None of that is about rejecting the tools. Hey, I use them every day. No, it's about keeping the muscle that the tools no longer force you to exercise.

What Judgment Actually Is

Let me define the thing plainly, so this lands as something you can argue with rather than another vibe.

Judgment is the ability to look at a working solution and say why it's the right one, what it will cost later, and what it quietly assumes. Generating the solution is now the cheap part. Knowing whether to trust it is the job.

That's a skill you can actually describe and point at.

You can watch someone exercise it, and you can look at their track record of calls that aged well or badly and get a real sense of how good their judgment is. You can get better at it on purpose.

That's what separates it from the hand-wave version of "taste," which can never tell you how you'd know if you had it.

The reason the bad version of this argument annoys people is that it treats judgment as innate and mystical, when really it's the accumulated residue of having been wrong a lot in ways you had to live with afterward.

Where This Leaves Us

Let's circle back to those developers who refused to work without AI.

They weren't wrong to lean on the tools.
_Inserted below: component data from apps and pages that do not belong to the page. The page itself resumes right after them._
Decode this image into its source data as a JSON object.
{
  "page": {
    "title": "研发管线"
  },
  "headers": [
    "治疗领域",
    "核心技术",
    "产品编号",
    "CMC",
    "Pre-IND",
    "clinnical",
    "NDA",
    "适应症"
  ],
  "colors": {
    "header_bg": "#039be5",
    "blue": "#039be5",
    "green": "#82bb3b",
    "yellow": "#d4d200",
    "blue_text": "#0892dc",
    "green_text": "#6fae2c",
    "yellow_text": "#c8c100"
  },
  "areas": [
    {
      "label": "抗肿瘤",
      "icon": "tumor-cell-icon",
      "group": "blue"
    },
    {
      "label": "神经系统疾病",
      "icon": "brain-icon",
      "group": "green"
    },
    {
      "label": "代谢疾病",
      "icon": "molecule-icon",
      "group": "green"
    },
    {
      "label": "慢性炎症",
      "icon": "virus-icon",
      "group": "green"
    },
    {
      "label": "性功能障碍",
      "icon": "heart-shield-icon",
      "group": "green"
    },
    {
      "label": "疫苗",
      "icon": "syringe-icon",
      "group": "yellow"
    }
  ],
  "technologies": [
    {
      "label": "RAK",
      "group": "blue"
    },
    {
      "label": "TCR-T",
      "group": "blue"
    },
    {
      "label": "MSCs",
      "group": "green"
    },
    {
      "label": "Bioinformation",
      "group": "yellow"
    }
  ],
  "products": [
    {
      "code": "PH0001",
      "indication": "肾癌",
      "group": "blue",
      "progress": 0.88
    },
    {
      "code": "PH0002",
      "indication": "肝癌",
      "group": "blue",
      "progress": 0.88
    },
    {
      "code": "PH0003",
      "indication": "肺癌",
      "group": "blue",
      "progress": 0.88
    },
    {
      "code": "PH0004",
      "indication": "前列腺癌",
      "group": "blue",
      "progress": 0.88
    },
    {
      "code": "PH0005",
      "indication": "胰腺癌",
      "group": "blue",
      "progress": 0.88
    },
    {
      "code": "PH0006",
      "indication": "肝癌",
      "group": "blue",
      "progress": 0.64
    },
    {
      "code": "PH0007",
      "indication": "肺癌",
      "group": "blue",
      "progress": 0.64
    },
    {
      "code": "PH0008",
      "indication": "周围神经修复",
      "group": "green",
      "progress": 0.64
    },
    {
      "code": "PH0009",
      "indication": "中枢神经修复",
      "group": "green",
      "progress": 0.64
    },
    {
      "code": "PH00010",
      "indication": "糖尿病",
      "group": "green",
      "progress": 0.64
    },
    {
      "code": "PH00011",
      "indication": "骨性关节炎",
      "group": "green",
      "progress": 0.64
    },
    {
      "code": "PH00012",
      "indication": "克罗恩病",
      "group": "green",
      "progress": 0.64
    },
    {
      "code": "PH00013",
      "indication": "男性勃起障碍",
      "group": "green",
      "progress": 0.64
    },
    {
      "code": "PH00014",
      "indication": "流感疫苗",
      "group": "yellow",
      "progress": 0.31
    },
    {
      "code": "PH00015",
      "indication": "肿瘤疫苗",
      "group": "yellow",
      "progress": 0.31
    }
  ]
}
The tools are good and the speedup is definitely there, and the early study that suggested otherwise got overtaken by reality within a year. Nostalgia for hand-writing every line is not the takeaway here.

The thing worth noticing is what those developers still bring that the tool doesn't.

They point it at the right problem and catch it when it's confidently producing something that works without fitting, and they own the result when it ships. The code got cheap, which means the judgment is now the job, and if I'm honest it always quietly was.

We just used to be able to hide it inside all the typing.

That's not a comforting story about humans staying special forever. It's a practical observation about where the expensive part went.

The bottleneck moved, and it's worth knowing which side of it you're standing on.